BRW: Are there better, easier areas to export to?
Zanich: It’s product-driven. Everybody in California has a smart phone. Our opportunities are in constrained mobile markets such as Latin America and India.
Dickson: We have an associate company in Delhi. We outsourced our last project to them, doing the documentation for a $70 million Sydney project. Their understanding of our methods of construction and detailing and so on was as good as we would get here, for a fraction of the price. We can see ourselves handling the project from Sydney, getting it documented in Delhi and having it built in the Middle East. That’s an area we’re going to try.

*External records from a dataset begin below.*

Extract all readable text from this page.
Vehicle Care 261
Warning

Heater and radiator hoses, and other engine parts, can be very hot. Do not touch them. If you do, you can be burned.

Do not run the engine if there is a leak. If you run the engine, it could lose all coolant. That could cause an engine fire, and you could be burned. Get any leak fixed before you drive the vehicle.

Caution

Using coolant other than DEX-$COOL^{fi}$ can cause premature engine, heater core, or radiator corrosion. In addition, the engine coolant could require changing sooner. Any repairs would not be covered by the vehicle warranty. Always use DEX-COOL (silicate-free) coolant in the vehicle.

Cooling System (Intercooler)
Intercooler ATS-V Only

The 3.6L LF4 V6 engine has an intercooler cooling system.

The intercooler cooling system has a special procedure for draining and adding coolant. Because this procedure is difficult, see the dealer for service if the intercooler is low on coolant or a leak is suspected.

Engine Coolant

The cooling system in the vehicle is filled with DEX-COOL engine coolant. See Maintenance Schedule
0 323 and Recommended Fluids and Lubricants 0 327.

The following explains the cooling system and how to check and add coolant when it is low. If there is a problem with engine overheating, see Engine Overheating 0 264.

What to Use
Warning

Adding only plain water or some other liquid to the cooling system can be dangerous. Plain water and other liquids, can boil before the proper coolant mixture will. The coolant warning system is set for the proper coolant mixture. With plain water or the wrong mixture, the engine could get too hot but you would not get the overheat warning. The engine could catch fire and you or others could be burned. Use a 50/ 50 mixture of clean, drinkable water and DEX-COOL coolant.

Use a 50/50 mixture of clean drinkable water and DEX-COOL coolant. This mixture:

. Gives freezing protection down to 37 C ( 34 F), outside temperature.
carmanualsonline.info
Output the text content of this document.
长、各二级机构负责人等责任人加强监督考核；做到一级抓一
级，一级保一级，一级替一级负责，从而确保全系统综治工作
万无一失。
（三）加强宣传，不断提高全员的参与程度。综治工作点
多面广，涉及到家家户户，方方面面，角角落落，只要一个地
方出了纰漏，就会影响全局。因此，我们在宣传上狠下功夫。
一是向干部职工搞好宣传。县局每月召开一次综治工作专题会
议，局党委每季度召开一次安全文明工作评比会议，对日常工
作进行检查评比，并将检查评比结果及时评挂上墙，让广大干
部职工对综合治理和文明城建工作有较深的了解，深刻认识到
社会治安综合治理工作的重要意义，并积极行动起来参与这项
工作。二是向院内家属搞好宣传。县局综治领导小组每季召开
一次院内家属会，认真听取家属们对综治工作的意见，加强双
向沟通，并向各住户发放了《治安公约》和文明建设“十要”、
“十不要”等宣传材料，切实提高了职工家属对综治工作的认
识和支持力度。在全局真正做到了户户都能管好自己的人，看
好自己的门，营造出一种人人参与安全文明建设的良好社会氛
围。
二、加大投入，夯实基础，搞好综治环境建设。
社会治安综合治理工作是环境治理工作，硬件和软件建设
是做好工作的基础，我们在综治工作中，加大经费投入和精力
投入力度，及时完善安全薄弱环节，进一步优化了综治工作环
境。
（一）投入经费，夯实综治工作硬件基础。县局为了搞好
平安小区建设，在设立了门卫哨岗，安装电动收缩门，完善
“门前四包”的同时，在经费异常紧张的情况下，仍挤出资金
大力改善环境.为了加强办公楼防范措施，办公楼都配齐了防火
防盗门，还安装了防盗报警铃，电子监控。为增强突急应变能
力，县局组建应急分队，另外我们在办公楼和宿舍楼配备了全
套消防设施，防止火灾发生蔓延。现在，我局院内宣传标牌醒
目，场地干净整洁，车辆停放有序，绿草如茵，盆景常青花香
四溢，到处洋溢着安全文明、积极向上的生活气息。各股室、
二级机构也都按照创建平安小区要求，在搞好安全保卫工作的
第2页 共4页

Olds: It’s complex. Brazilians say they are like us: like to party, like sport. You can communicate despite the language. But bureaucracy there is very difficult. That’s why I think the networking concept of learning from other people in your industry is valuable.
BRW: When starting in a new country, what’s the one thing that you must do?
Dickson: You have to persevere at it, be patient and just put the effort in. It’s hard work.
Zanich: Network, network, network. Find the people who have the arrows in their back, who have done it before.
Olds: Understand why you’re going there. Without a reason, it’s too easy to give up.
Hogan: Always select a country and spend time there with your feet on the ground; learn the money trail.
Perdis: Make sure your base at home is really strong because the Australian operations will have to support a lot of expenditure.